Ces nymphes le voyant en cest estat en eurent pitié, et Leonide qui avoit parlé la premiere, comme plus pitoyable et plus officieuse, fut la premiere qui le prit sous le corps pour le tirer à la rive. A mesme instant l’eau qu’il avoit avalée ressortoit en telle abondance, que la nymphe le trouvant encore chaud, eut opinion qu’on le pourroit sauver. Lors Galathée, qui estoit la principale, se tournant vers là derniere qui la regardoit sans luy aider : Et vous Silvie, luy dit-elle, que veut dire, ma mignonne, que vous estes si faineante ? mettez la main à l’oeuvre, si ce n’est pour soulager vostre compagne, pour la pitié au moins de ce pauvre berger. – Je m’amusois, dit-elle, Madame, à considerer que quoy qu’il soit bien change, il me semble. que je le recognois. Et lors se baissant elle le prit de l’autre costé, et le regardant de plus pres : Pour certain, dit elle, je ne nie trompe pas, c’est celuy que je veux dire, et certes il merite bien que vous le secouriez ; car outre qu’il est d’une des principales familles de ceste contrée, encor a-t’il tant de merites que la peine y sera bien employée.

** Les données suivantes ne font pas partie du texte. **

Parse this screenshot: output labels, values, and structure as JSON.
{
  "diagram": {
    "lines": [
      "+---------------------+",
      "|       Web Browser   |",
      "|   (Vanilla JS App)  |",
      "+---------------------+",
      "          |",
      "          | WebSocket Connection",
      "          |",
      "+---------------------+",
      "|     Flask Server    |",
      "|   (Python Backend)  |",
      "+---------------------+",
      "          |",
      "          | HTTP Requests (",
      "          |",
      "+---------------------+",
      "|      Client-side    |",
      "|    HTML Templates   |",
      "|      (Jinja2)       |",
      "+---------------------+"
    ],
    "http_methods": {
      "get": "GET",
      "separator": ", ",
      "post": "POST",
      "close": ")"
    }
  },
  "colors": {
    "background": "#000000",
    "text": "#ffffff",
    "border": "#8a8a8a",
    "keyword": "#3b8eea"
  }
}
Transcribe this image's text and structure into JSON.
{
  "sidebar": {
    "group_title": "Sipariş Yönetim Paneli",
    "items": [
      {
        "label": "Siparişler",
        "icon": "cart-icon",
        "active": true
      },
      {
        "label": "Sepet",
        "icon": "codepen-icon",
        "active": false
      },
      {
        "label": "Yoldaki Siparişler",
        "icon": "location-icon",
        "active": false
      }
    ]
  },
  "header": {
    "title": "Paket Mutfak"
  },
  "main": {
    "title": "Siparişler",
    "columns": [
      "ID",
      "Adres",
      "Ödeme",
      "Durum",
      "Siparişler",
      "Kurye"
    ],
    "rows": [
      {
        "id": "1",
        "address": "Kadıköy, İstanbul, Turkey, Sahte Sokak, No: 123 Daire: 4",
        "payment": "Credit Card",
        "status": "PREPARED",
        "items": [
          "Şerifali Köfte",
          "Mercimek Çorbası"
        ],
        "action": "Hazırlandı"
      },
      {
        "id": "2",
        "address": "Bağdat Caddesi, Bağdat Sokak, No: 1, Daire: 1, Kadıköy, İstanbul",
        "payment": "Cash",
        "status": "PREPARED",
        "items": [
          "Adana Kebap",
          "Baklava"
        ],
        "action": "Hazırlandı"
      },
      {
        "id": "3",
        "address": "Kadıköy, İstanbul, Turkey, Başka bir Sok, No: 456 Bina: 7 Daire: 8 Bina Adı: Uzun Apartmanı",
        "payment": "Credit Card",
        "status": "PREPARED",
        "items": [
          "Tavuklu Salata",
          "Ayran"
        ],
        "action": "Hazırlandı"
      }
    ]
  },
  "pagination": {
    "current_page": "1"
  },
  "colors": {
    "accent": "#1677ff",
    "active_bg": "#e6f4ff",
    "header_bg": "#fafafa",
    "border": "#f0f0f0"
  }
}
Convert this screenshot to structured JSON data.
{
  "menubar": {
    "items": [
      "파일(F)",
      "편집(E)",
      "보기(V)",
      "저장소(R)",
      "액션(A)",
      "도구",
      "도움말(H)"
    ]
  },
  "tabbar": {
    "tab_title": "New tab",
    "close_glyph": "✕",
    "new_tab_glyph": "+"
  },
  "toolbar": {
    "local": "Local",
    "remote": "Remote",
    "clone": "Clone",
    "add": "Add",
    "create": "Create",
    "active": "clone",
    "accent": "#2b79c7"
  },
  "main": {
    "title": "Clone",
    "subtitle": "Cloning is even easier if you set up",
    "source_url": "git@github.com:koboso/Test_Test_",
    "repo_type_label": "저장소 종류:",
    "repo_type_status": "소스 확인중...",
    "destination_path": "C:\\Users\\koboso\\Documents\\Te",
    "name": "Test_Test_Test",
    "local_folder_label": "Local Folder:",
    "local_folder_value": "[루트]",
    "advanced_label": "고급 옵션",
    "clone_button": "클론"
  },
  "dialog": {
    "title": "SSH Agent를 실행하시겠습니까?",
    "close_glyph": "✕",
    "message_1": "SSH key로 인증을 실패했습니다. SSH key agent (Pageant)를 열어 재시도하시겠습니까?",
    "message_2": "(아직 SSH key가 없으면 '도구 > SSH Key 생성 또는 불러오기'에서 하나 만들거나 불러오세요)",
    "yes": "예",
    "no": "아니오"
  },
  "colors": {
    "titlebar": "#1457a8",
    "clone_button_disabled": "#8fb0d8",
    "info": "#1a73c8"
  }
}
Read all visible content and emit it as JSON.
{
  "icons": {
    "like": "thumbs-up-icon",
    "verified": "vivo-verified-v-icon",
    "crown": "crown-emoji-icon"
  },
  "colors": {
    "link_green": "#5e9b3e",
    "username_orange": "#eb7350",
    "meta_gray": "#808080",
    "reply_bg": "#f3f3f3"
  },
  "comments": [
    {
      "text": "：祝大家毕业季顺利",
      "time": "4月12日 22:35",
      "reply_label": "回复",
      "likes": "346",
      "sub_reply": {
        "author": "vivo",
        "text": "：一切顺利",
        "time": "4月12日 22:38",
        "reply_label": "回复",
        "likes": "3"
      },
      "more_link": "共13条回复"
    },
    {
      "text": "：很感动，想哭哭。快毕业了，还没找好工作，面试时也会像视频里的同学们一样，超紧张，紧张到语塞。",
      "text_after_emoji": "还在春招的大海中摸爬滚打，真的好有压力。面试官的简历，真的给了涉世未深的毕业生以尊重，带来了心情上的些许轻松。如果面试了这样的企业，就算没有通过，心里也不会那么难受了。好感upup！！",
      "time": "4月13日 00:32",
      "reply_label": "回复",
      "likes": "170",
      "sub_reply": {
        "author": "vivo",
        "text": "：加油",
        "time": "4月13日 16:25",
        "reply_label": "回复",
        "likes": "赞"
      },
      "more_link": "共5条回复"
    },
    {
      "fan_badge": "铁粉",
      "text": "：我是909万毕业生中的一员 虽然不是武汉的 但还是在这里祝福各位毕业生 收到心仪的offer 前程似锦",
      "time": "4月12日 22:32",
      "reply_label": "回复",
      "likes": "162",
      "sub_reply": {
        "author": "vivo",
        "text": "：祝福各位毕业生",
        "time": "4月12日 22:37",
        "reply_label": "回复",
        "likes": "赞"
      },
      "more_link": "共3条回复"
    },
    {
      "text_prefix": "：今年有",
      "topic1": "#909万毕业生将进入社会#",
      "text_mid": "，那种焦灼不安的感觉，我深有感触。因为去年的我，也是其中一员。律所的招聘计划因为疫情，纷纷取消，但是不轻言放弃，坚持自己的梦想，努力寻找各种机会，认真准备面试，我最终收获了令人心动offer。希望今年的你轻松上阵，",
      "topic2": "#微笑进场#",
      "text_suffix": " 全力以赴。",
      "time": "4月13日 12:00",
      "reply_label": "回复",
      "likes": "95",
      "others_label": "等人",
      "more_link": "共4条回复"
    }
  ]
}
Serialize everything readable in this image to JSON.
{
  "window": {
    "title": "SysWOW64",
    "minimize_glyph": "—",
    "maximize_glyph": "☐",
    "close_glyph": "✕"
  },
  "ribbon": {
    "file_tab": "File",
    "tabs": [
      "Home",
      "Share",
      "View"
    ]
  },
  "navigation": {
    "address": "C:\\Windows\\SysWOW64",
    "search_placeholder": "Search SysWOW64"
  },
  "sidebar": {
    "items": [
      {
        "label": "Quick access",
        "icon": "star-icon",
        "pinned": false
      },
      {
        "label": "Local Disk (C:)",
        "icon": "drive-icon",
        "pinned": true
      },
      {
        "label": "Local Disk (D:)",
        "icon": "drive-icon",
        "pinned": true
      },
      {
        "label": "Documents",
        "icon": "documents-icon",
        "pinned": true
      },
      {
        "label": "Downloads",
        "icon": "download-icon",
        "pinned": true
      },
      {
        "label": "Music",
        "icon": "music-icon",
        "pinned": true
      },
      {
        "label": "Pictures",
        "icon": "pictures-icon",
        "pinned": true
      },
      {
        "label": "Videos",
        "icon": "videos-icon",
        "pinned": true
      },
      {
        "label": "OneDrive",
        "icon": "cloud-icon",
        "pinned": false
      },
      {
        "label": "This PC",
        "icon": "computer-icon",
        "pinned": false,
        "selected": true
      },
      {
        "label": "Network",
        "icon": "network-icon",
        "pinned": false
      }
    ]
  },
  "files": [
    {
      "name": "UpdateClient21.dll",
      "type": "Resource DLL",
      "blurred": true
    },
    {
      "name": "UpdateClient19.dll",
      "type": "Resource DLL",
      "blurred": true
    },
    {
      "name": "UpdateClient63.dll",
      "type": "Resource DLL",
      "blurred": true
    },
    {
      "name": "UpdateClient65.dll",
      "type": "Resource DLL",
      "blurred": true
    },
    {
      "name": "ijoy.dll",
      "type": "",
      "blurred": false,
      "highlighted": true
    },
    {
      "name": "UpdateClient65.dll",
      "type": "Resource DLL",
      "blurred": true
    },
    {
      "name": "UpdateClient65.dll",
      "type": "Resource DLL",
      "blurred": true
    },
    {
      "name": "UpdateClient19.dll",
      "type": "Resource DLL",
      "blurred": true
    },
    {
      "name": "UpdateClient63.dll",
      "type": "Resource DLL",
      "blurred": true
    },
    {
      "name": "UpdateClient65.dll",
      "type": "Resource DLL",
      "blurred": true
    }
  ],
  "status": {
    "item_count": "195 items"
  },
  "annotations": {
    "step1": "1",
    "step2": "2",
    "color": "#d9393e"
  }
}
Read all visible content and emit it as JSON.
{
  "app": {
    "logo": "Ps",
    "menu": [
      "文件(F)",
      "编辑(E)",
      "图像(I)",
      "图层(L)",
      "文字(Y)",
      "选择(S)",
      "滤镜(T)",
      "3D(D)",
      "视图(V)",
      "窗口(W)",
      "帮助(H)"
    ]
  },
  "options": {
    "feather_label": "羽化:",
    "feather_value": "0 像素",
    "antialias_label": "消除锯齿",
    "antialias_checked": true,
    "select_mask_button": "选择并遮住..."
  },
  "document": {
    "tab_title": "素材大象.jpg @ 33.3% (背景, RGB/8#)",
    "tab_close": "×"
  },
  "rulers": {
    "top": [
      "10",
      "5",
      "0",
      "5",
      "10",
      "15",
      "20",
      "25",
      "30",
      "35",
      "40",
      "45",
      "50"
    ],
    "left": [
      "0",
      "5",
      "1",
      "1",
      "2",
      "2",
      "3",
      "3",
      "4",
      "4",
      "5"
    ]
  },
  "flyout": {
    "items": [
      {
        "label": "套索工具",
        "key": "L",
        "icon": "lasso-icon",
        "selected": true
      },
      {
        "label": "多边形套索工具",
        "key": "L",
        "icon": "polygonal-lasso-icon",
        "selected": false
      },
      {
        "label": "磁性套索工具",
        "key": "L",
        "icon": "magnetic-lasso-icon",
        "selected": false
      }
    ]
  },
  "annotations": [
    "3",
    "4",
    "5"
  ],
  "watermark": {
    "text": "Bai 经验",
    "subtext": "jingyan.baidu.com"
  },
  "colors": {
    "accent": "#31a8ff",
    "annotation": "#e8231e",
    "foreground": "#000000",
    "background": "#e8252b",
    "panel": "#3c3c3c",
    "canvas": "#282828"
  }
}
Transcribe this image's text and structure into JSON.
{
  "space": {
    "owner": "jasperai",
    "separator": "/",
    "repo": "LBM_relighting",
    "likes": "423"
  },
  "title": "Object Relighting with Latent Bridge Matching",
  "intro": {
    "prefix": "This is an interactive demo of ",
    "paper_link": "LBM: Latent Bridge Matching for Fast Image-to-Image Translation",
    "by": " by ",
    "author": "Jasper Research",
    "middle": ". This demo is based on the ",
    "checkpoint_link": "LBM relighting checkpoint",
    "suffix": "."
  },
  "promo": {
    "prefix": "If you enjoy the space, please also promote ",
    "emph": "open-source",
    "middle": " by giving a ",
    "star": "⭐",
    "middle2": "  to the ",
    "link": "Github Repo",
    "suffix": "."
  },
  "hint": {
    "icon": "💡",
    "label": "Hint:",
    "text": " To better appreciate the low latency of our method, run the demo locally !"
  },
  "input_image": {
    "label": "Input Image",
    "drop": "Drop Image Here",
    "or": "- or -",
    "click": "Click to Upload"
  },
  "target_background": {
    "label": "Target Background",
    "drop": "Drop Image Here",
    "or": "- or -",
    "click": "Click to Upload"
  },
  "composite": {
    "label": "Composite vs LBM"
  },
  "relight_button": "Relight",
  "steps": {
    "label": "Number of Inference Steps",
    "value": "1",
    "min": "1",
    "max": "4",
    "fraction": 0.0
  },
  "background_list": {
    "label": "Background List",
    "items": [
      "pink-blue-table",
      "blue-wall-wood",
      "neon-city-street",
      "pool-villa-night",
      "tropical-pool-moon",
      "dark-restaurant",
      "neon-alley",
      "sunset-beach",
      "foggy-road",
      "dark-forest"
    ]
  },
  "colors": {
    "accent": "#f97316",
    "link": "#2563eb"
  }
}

Cependant l’eau sortoit en telle abondance, que le berger estant fort allege, commenca à respirer, non toutesfois qu’il ouvrit les yeux, ny qu’il revint entierement. Et parce que Galathée eut opinion que c’estoit cestuy-cy, dont le druyde luy avoit parle, elle mesme commenca d’ayder à ses compagnes, disant qu’il le falloit porter en son palais d’Isoure, où elles le pourroient mieux faire secourir. Et ainsi, non point sans peine, elles le porterent jusques où le petit Meril gardoit leur chariot, sur lequel montant toutes trois, Leonide fut celle qui les guida, et pour n’estre veues avec ceste proye par les gardes du palais, dies allerent descendre à une porte secrette.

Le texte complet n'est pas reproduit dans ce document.